Timing of Chinese spy arrested at Mar-a-Lago
The arrest of a Chinese woman at Mar-a-Logo carrying four cell phones, an external drive, and a malware-infected USB drive comes as the U.S. and China negotiate a final trade deal.
With President Trump at Mar-a-Lago on Saturday morning, Yujing Zhang talked her way past a Secret Service agent at the checkpoint outside the president's Palm Beach resort by using a member name and showing a passport that the club manager assumed meant she was a member's daughter.
Zhang (32) pretended to be from Taiwan and have limited English skills and indicated she came to her event early to take a few pictures and familiarize herself with the venue. But once inside the gate, she used perfect English to pass by three roving Secret Service agents and clear another security checkpoint before entering the main clubhouse.
Her story fell apart inside the clubhouse when she gave conflicting statements to staff and Secret Service agents about attending a nonexistent United Nations Chinese American Association meeting and produced a fake invitation written in Chinese. After becoming argumentative when confronted, Zhang was taken in for questioning.
Zhang then changed her story to coming from Shanghai to meet an online acquaintance named "Charles" whom she had instant-messaged with through China's WeChat app. Zhang was arrested on a criminal charge of lying to a Secret Service agent and signing a false affidavit, plus both passports were from the communist People's Republic of China.
The potential Chinese penetration attempt came just before a big move higher for world stock markets this week that the Financial Times attributed to the U.S. and China hammering out final enforcement rules that would lead to China's Pres. Xi Jinping and Pres. Trump signing a high-visibility trade agreement at Mar-a-Lago by June.
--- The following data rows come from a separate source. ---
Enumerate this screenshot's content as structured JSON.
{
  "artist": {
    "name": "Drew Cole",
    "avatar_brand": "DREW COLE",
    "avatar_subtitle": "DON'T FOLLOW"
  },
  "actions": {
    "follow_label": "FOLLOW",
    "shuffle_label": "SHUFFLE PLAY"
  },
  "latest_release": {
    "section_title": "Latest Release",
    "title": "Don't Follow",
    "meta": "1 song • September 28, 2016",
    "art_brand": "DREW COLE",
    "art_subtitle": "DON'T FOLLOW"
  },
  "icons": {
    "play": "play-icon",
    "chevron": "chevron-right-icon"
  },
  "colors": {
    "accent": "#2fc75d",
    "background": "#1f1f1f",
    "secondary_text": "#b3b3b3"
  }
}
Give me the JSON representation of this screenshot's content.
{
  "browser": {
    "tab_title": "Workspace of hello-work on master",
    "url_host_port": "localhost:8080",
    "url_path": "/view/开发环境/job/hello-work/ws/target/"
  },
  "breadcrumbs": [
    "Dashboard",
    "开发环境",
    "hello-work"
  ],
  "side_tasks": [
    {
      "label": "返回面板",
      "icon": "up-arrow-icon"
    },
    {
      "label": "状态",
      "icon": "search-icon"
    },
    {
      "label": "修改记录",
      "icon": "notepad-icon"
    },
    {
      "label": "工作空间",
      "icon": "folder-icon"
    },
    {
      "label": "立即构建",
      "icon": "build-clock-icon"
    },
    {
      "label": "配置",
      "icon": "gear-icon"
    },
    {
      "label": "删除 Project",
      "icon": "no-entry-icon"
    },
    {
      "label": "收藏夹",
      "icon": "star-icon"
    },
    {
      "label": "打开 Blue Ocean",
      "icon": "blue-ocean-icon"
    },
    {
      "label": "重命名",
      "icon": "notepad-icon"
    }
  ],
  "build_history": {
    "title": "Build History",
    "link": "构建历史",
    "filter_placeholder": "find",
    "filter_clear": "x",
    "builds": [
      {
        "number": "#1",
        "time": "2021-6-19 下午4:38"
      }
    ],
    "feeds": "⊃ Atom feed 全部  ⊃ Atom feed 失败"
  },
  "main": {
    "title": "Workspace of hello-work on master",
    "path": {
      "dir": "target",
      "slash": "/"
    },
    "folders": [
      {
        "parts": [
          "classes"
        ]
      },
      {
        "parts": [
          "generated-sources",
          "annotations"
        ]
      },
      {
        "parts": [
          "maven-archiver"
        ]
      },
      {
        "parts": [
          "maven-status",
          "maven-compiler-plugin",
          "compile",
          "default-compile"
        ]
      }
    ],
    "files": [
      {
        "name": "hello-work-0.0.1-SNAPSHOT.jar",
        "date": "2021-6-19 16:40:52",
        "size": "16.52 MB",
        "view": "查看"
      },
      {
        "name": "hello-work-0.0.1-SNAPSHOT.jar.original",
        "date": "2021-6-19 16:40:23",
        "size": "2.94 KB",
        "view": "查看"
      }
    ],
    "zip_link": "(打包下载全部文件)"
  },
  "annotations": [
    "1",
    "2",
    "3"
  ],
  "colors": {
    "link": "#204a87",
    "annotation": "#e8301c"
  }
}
The malware was not identified in the criminal complaint, but Geopolitical Futures reported that China's intelligence apparatus, the Ministry of State Security (MSS), in 2017 recruited an employee of a French aerospace company that supplies NATO and gave him a USB drive containing the Sakula "backdoor" malware.
The Sakula "trojan" has exclusively been used by China's Shanghai cyber-espionage unit named Deep Panda (also known as APT19) for nation-state cyber-espionage campaigns. Its most famous hack is the 2014 and 2015 theft of over 21 million government employees' records from the U.S. Office of Personnel Management.
Once Sakula is plugged into a government or company laptop, it will install malware across the target's network. Not only does the cyber-penetration include database information, but Sakula can access other devices for clandestine live or recorded audio or video.
Given that venues for important meetings are vulnerable to surveillance bugs, the Secret Service undoubtedly used technical security countermeasure (TSCM) sweeps ahead of President Trump's morning meetings at Mar-a-Lago. But Zhang was able to freely enter the resort and roam the grounds for hours without being searched.
President Trump's most effective trade negotiation tool has been the unpredictability of his next move. Having real-time cyber-access to U.S. computers and other electronic devices at Mar-a-Lago would allow China to understand if Trump is bluffing or how much pushback the administration is receiving from domestic lobbying groups.